“I didn’t really work with him. Only met him a couple times.”
Ask my brother what he was like.
And on and on. Max needed to put the old life behind him, the one where he might have gone to prison for something he didn’t do to protect his brother for things he did.
Samuel was the one who’d attended Communist party meetings. But it was Max, nearly the mirror image of his twin, who’d been accused of the activity.
And now he was here, trying to forget the life he’d loved and left behind to maintain his freedom.
Max paid for their meal and the two men walked to campus in silence. At the edge of the park, illuminated only by the street lamps flanking the entrance to the college across the road, Clyde stopped.
Max did, too. “Something wrong?”
“No. I want to…need to ask you something. But I’m unsure how.” Clyde’s voice was barely audible.
“Say it. No need to mince words.”
“I can’t, so maybe this will be enough.”
Max found his back pressed against a tree, with Clyde’s mouth on his, tentative and soft.
He pushed at Clyde’s shoulders, not too roughly, but hard enough to make his point. “I’m sorry. I’m not…”
“Oh my God. Shit. Hell. Damn it!”
“Hey, hey.” Max reached out a hand to calm his assistant. “It’s fine. I apologize if I gave you the wrong impression. My brother—I wish you could meet him. I think you’d hit it off swimmingly.”
“Shut up. Shut up!” Clyde whispered harshly. “This is bad. So bad.”
“Look, Clyde. No worries. I won’t tell anyone. I promise.” Max understood this secret was a hard one for Clyde to hide, concealing who he was for a society intent on punishing him for it.
“Okay. Okay. Okay. I’m going to go now. Let’s not talk about this tomorrow. Or ever. Please.” The last word was a prayer if Max had ever heard one.

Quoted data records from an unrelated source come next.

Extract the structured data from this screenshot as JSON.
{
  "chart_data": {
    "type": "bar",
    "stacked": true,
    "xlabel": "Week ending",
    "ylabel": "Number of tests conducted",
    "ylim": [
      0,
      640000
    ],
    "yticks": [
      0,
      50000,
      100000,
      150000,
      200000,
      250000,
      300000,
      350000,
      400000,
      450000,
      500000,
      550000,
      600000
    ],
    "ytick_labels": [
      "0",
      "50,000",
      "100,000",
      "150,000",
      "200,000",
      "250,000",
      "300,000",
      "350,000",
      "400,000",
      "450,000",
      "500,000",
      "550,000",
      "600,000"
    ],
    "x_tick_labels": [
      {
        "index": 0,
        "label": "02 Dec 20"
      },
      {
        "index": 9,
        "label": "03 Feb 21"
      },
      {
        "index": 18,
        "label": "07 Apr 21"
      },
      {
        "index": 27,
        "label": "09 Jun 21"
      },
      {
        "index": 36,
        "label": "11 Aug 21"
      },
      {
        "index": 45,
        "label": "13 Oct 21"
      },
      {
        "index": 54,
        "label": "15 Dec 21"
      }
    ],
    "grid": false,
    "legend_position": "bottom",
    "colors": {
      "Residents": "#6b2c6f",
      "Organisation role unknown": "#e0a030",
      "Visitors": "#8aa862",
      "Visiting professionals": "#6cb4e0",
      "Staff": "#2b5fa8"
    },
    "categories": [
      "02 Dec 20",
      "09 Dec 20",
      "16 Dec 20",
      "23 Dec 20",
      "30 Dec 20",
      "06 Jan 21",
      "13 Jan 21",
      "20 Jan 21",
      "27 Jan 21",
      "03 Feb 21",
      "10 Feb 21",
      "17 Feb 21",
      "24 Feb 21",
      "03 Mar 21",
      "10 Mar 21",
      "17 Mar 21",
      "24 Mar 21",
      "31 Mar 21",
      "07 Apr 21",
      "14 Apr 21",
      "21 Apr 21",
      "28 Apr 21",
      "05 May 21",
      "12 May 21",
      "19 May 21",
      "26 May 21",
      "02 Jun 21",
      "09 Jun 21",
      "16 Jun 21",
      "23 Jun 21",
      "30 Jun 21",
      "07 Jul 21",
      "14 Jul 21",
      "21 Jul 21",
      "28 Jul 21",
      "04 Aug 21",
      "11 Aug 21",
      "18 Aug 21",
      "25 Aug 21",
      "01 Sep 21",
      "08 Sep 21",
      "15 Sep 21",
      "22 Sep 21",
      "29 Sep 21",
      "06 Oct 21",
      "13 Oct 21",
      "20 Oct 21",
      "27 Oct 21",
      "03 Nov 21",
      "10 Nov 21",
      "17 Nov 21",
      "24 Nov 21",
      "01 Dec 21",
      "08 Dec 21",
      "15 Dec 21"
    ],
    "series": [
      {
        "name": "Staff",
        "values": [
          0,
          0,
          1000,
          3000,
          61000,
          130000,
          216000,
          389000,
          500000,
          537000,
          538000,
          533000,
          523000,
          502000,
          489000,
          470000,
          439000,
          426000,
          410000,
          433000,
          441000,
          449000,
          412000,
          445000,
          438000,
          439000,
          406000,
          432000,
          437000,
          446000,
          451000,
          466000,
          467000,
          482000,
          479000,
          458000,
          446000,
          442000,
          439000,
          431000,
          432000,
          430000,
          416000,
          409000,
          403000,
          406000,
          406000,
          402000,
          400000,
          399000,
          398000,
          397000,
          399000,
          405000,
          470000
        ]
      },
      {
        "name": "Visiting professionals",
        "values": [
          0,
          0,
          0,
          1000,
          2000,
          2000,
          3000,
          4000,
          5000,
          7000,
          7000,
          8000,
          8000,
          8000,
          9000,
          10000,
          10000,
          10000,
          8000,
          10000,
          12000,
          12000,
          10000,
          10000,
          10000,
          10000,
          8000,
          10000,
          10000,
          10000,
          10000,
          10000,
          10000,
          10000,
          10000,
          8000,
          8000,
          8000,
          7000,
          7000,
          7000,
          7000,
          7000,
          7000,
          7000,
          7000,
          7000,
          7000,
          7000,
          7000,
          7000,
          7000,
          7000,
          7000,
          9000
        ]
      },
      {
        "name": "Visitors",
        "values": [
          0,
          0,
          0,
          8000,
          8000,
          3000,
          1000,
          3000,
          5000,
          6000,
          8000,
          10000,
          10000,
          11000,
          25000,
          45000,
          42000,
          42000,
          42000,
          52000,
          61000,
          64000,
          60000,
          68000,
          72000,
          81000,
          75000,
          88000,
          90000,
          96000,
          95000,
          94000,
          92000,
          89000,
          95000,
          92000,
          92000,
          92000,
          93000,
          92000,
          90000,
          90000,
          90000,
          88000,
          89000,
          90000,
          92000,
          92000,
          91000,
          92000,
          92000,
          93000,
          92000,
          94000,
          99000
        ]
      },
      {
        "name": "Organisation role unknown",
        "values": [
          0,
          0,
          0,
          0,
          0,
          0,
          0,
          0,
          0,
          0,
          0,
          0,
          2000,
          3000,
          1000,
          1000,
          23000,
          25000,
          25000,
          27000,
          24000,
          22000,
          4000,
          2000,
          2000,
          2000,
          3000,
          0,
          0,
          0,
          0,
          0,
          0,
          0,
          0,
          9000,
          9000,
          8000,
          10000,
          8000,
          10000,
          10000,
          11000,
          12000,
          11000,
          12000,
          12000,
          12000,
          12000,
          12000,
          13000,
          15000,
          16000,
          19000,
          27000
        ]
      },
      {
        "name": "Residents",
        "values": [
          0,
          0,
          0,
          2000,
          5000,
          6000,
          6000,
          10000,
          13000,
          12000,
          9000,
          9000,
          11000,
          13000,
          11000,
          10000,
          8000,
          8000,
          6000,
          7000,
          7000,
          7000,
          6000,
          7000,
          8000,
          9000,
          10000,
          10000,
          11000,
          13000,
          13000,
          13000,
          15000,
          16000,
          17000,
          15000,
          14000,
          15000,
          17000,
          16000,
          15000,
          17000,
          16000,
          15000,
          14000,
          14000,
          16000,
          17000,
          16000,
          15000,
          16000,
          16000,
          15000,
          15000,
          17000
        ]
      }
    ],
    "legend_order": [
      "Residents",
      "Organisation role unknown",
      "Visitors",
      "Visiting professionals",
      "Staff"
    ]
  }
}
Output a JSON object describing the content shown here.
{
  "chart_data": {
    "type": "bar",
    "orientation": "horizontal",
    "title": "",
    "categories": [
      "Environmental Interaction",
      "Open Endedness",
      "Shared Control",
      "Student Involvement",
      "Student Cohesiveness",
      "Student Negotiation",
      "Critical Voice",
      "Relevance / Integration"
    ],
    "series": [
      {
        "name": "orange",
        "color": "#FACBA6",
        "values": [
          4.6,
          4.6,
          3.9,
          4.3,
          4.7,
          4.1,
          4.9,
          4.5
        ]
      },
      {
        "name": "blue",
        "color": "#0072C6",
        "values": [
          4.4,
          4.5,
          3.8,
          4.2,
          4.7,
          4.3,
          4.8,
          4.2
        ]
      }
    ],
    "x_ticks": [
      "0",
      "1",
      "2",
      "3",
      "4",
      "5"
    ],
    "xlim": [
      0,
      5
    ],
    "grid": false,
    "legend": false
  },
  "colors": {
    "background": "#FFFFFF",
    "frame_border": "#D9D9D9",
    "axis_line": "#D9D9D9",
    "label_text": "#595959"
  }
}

He nodded vigorously in acceptance of the terms.
In a flash, Clyde was gone, sprinting from the park toward the dorms, leaving Max standing alone wondering what really would come next. He put one foot in front of the other, walking back to his small bungalow a few blocks away on the east side of campus. When he looked up though, he found himself not at the small house that came with the job, instead facing another home, this one slightly larger. The house Lu shared with the dean’s secretary.
A light was on in one room, on the corner of the home. The silhouette behind the shade revealed it to be Lu’s room, or at least one she was in at the moment.
Common sense told him to turn around and find his way home. But common sense be damned. Tonight, he would find out exactly how her devil-red lips tasted.
* * *
At first Luthought the taps on the window to be from the willow tree, small branches and leaves brushing against glass. The sound though, grew more rhythmic, louder.
More insistent.
She pulled the shade back enough to peek through.
She gasped at the sight of Max Fischer, black hair, black suit, black-rimmed glasses, standing at her bedroom window, his face bathed in the bright mountain moonlight filtering through the tree.
Lu pulled the shade to the side. Max jumped as the light from her room fell over him.
She then pushed the swing-out window open and demanded in a harsh whisper, “What the hell are you doing?”
“I had to see you.”
She drew her flannel robe around her tighter, in defense from the chilly night air.